Le boxeur Edgar Berlanga Jr., originaire de Brooklyn, est le dernier athlète à mettre ses compétences musicales à l’épreuve, en sortant son tout premier single « Baby Mama » le mois dernier. Mais à l’approche d’un affrontement contre Steven Butler au Madison Square Garden ce dimanche 26 juillet, l’artiste portoricain insiste sur le fait que son saut sur le marché latino était plus qu’un rêve : c’était le destin.
« Frère, je suis doué », déclare un Berlanga animé après avoir visionné une musique inédite sur son téléphone portable lors d’un appel Zoom. « La musique est une seconde nature pour moi. J’ai grandi autour de ça. J’ai grandi autour des lumières, des chaînes et des caméras. C’est moi. J’aime être devant des caméras. J’aime la musique. Le même sentiment que j’éprouve quand je suis à la salle de sport est le même sentiment que j’éprouve quand je suis en studio pour faire de la musique. Je me sens bien. »

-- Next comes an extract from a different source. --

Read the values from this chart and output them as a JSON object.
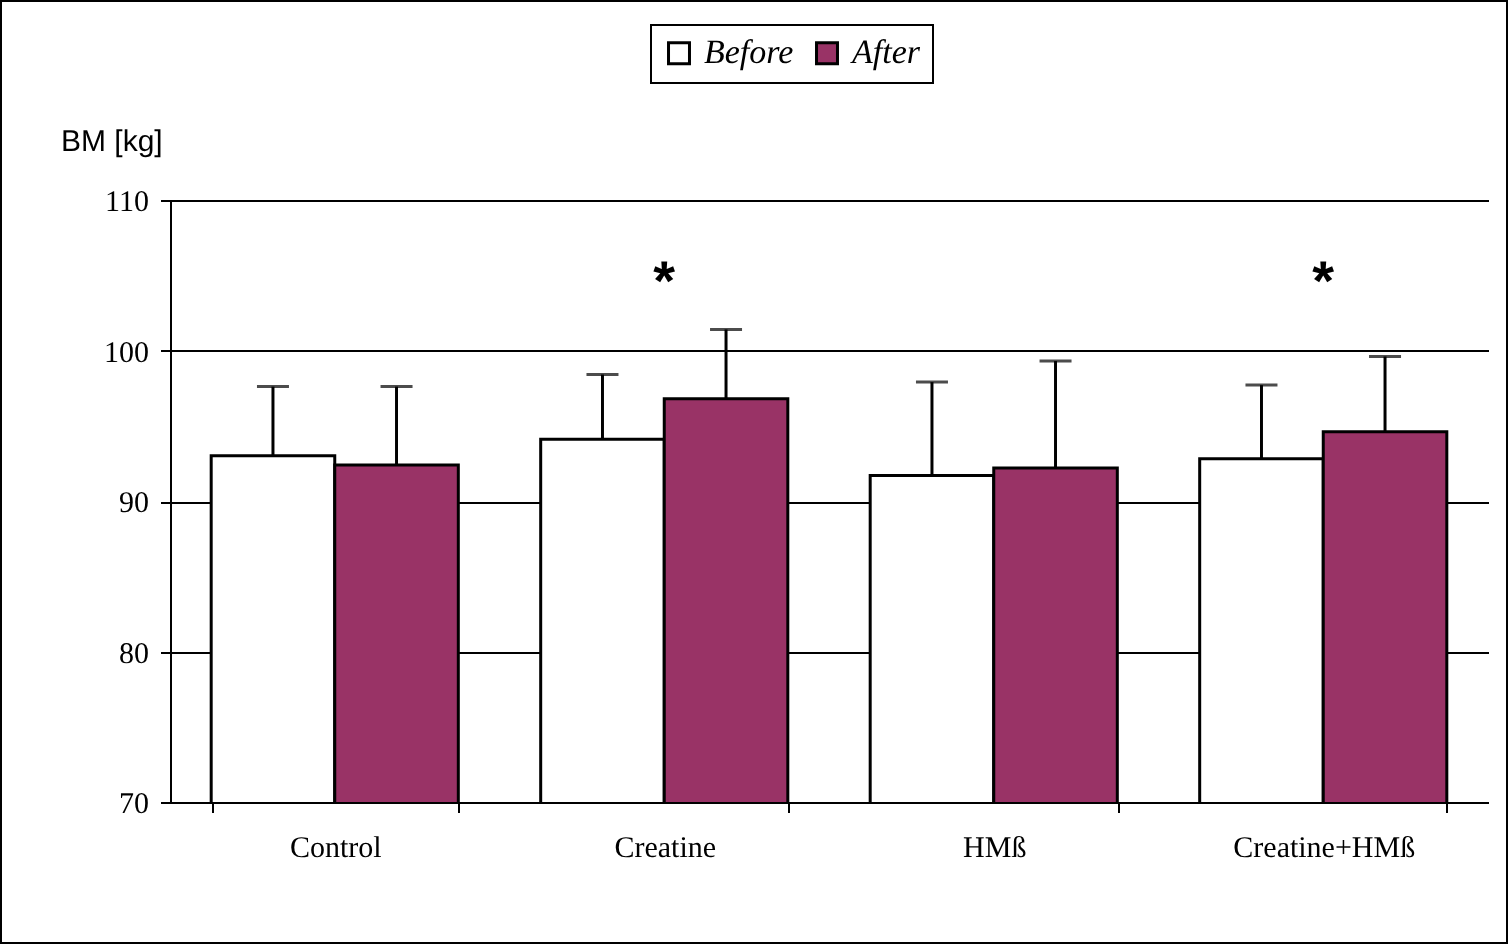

Avec les cosignatures de Fat Joe, DJ Khaled et Rick Ross, le dernier hymne de Berlanga est un vers d’oreille sucré destiné à la bande-son de tout événement estival. Même dans son premier visuel, Berlanga n’a jamais l’impression de cosplayer un rappeur. Son attitude élégante et sa bravade d’acier viennent naturellement.
« C’est une seconde nature pour moi. J’avais une grande équipe de production », se souvient Berlanga en réfléchissant au tournage du visuel. « J’ai fait venir une fille de Los Angeles qui était dans un clip avec Gunna et quelques grands artistes. Je l’ai utilisée et elle m’a dit : « C’est fou. C’est ton premier tournage vidéo ? On dirait que tu fais ça depuis des années. »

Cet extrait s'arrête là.